Why Americans Disapprove Of Congress by a Wide Margin But Habitually, Reelect Their Own Members of Congress
Despite the fact that Americans highly disapprove the work of the Congress, voters re-elect the majority of the Congress members in each election. The Americans largely perceive their own representatives positively compared to the entire Congress. Approximately, half of Americans approve the work of representatives from their congressional districts. Incumbents manage to be reelected because of their ability to obtain a lot of funds and organize robust campaigns (Davidson, Oleszek, Lee & Schickler, 2013).
Many people who disapprove Congress do not know their representatives’ name. Thus, they are not concerned about them. Moreover, such individuals are likely to assess the candidates mainly on their negative feelings concerning the manner in which the larger institution functions. Most Americans do not know much concerning their Congressional representatives, and they do not know most of the aspirants that vie in the primary; thus, they do not care (MacNeil & Baker, 2013). A few individuals who vote in the primaries are in most cases people of special interest groups who have become the incumbents’ supporters. The majority of the candidates are also renowned and recognized for several developments in their regions during their term in Congress. Such voters recompense incumbents for advantages they receive by voting for them. Others think that the incumbent has integrity from having won before and having working experience whereas the challengers are normally unknown. Therefore, individuals tend not to vote for aspirants they do not know, hence, preferring the incumbent (Borger, 2006).
Political parties have become marketing organizations, and they support philosophies that are organized to support the actions of candidates and their funders. The parties also provoke voters by criticizing their rivals and influencing them to back certain candidates. Voters are usually offered obvious choices, as many are given the choice of only a Democrat and a Republican and maybe a few unknown from minor parties. Most of the voters are Democrats or Republicans and usually support their party candidates. The independent voters tend to favor one party and in most cases vote for the party’s aspirants, resulting in the re-election of their members of Congress (Blendon & Benson, 2010).
In instances where incumbents belong to a favored party, voters may not like them; however, they regard electing the incumbent to be much better than choosing someone from the rival party. As a result, in regions where many voters support one party over the other, incumbents of such parties are often re-elected (Jones, 2016). Additionally, most of the people who vote believe that they are informed. However, the kind of information they acquire emanates from the candidates through email, campaign newssheets as well as other prejudiced details. Voters are often hesitant of being critical of incumbent chosen representatives. Americans who know their congressional representatives well are usually older, educated, and Republicans. Such a group of individuals normally votes, thus, illustrating the reason incumbents are re-elected despite Americans regarding the congress’ job as inadequate (Jones, 2011).

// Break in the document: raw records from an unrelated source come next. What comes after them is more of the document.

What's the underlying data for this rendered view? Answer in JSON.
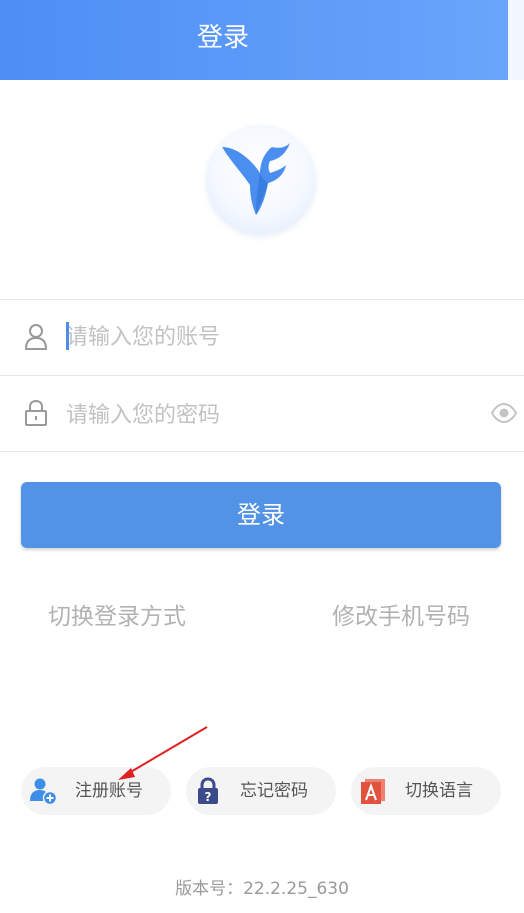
{
  "header": {
    "title": "登录"
  },
  "login_form": {
    "account_placeholder": "请输入您的账号",
    "password_placeholder": "请输入您的密码",
    "login_button": "登录"
  },
  "links": {
    "switch_login_method": "切换登录方式",
    "change_phone": "修改手机号码"
  },
  "actions": {
    "register": "注册账号",
    "forgot_password": "忘记密码",
    "switch_language": "切换语言"
  },
  "footer": {
    "version": "版本号：22.2.25_630"
  },
  "colors": {
    "header_start": "#4e8ef5",
    "header_end": "#6aa6fb",
    "primary_button": "#5393e6",
    "annotation_arrow": "#e02020"
  },
  "icons": {
    "logo": "feather-logo-icon",
    "account": "user-icon",
    "password": "lock-icon",
    "visibility": "eye-icon",
    "register": "add-user-icon",
    "forgot": "padlock-question-icon",
    "language": "language-a-icon"
  }
}
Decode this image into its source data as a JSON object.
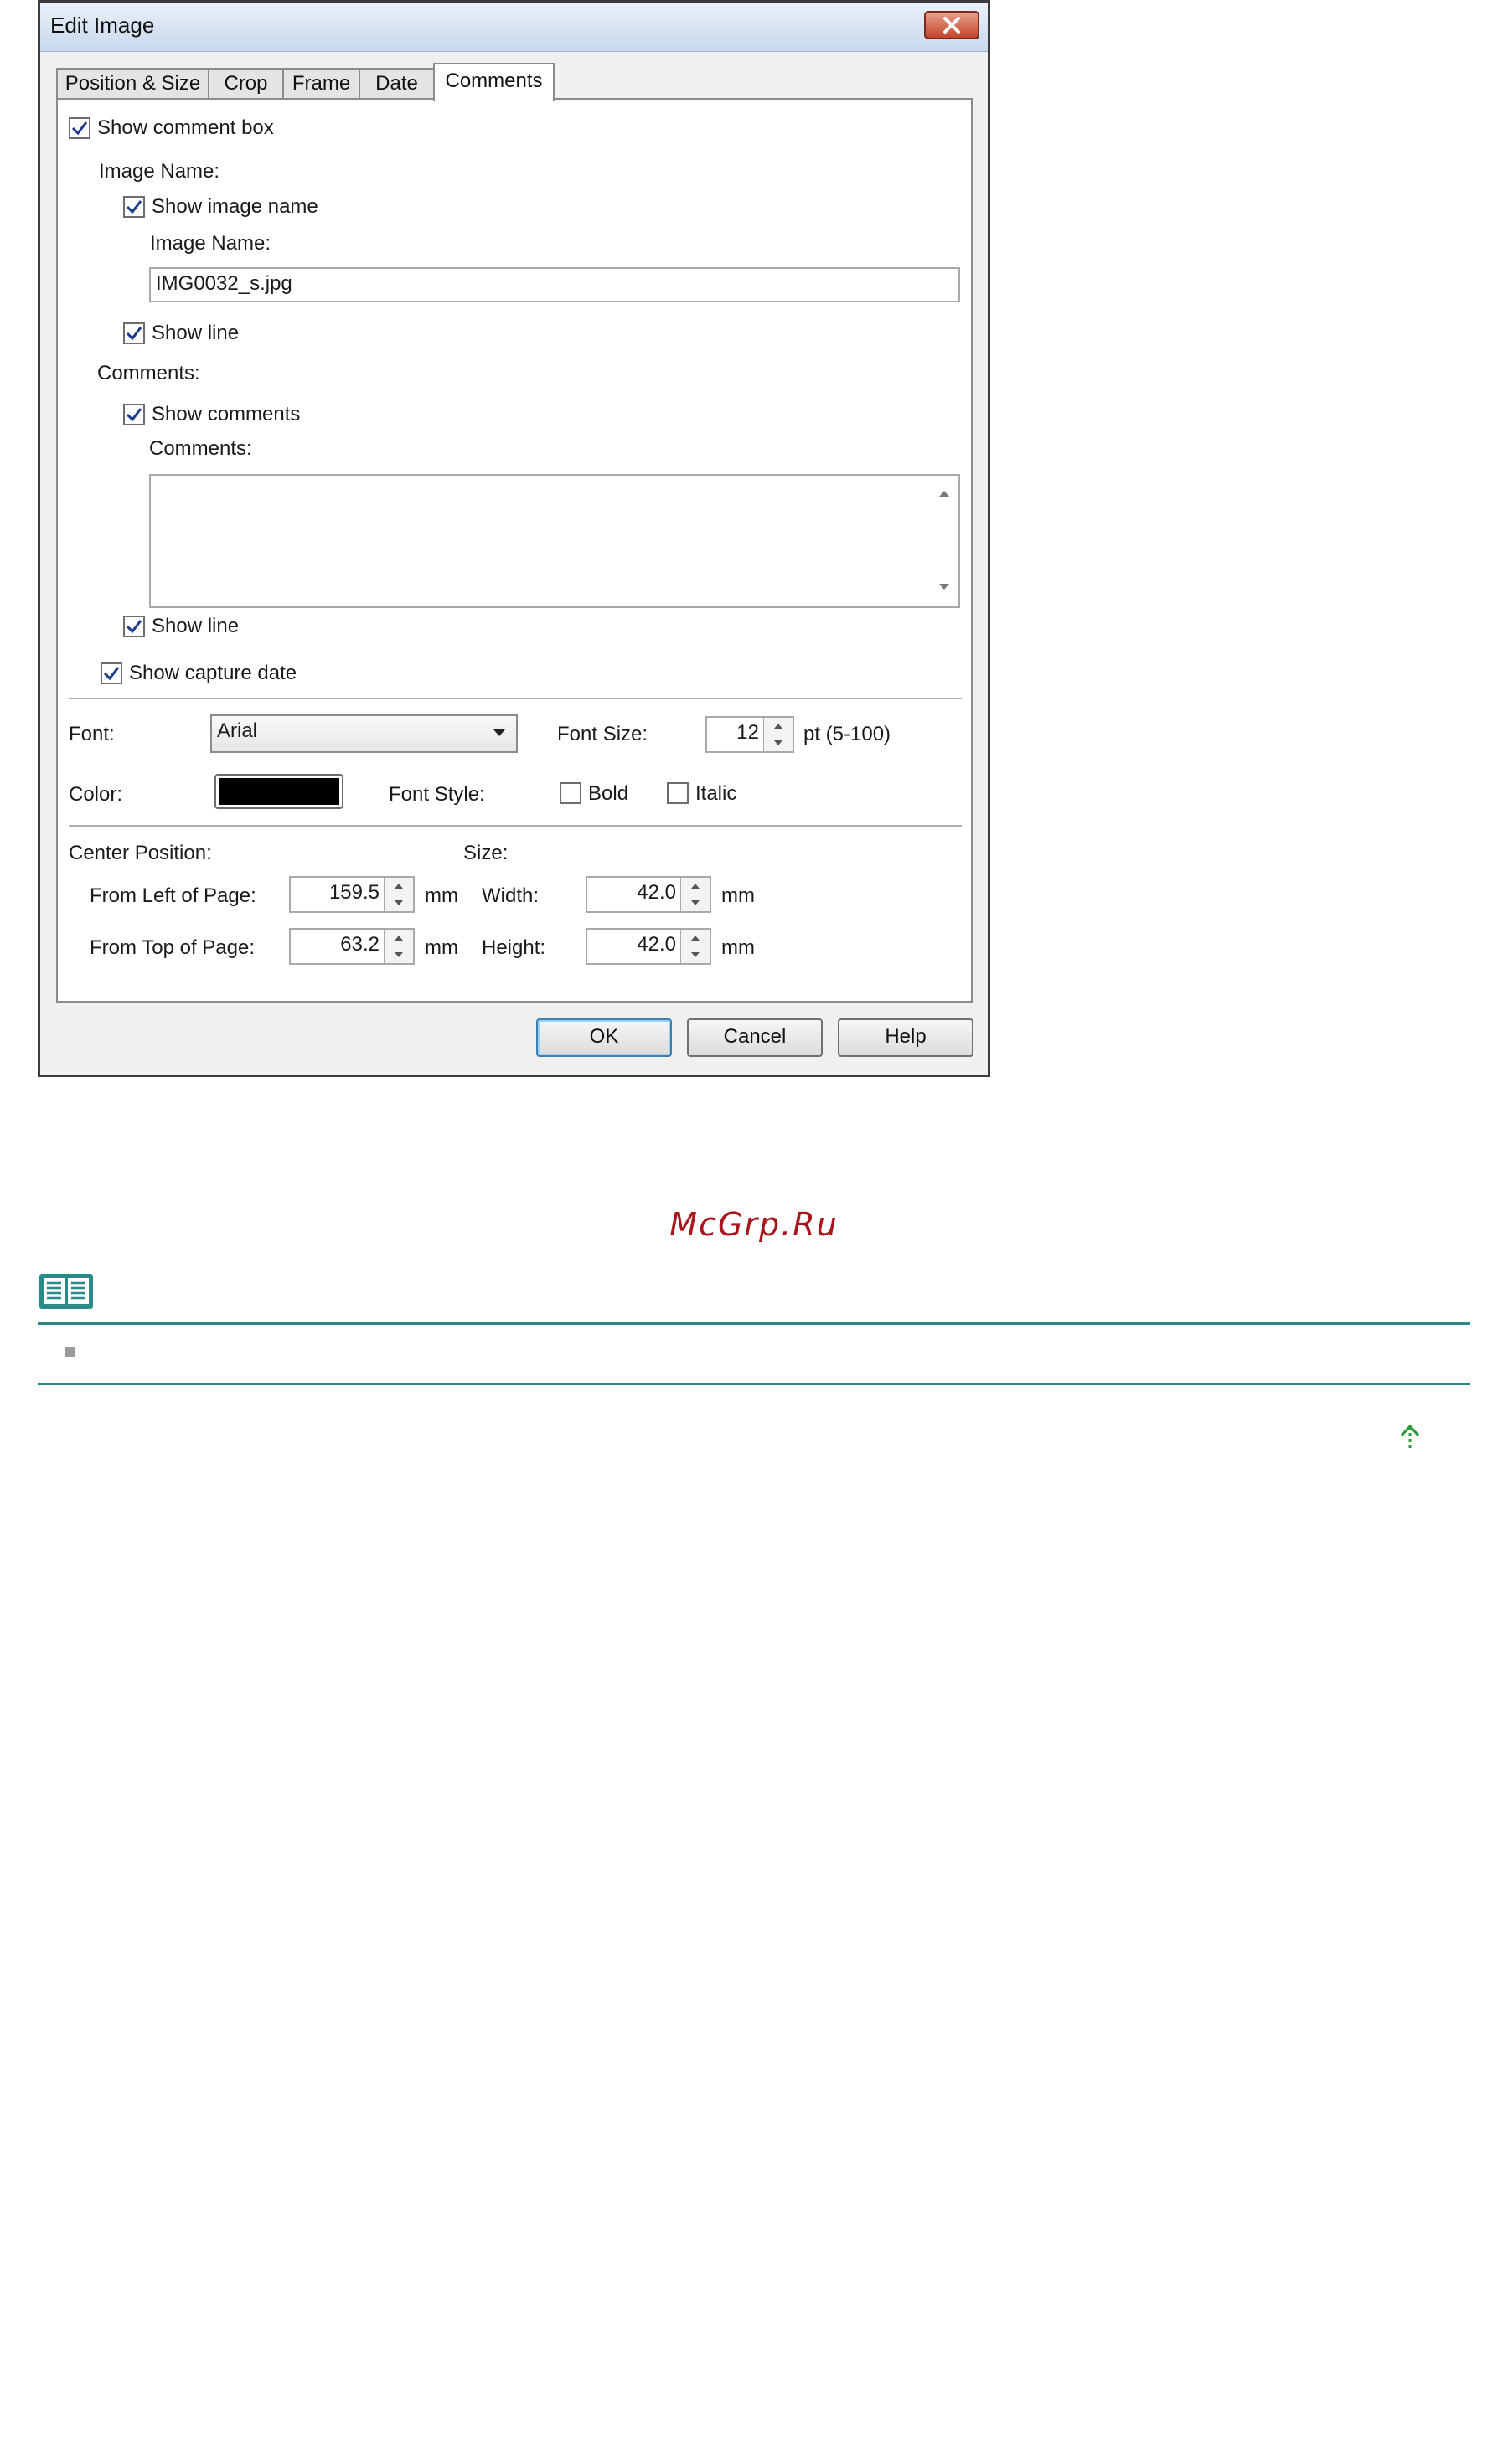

Many individuals listen to, watch, or read news often and believe that they are knowledgeable. However, even the informed individuals do not know their nominated officials well. Since citizens vote for people in elections and they represent them, their actions tend to be more significant. Details concerning issues, such as partisan warfare, political outrages, and the government weaknesses are not considered. People tend to have ignored this challenge and think that the important thing is citizens casting votes in elections, whereas good divisions are not important. Therefore, it is evident that the members’ re-election is as a result of partisanship as well as voter ignorance.
Blendon, R., & Benson, J. (2010). Public Opinion, the Deep Recession, and the 2010 Elections. Challenge, 53(5), 14-33.
Borger, G. (2006). Congress’s Real Crimes. U.S. News & World Report, 141(1), 34.
Davidson, R. H., Oleszek, W. J., Lee, F. E., & Schickler, E. (2013). Congress and its Members. cq Press.
Jones, P. E. (2011). Which Buck Stops Here? Accountability for Policy Positions and Policy Outcomes in Congress. The Journal of Politics, 73(3), 764-782.
Jones, P. E. (2016). Constituents’ Responses to Descriptive and Substantive Representation in Congress. Social Science Quarterly, 97(3), 682-698.
MacNeil, N., & Baker, R. A. (2013). The American Senate: An Insider’s History. Oxford University Press.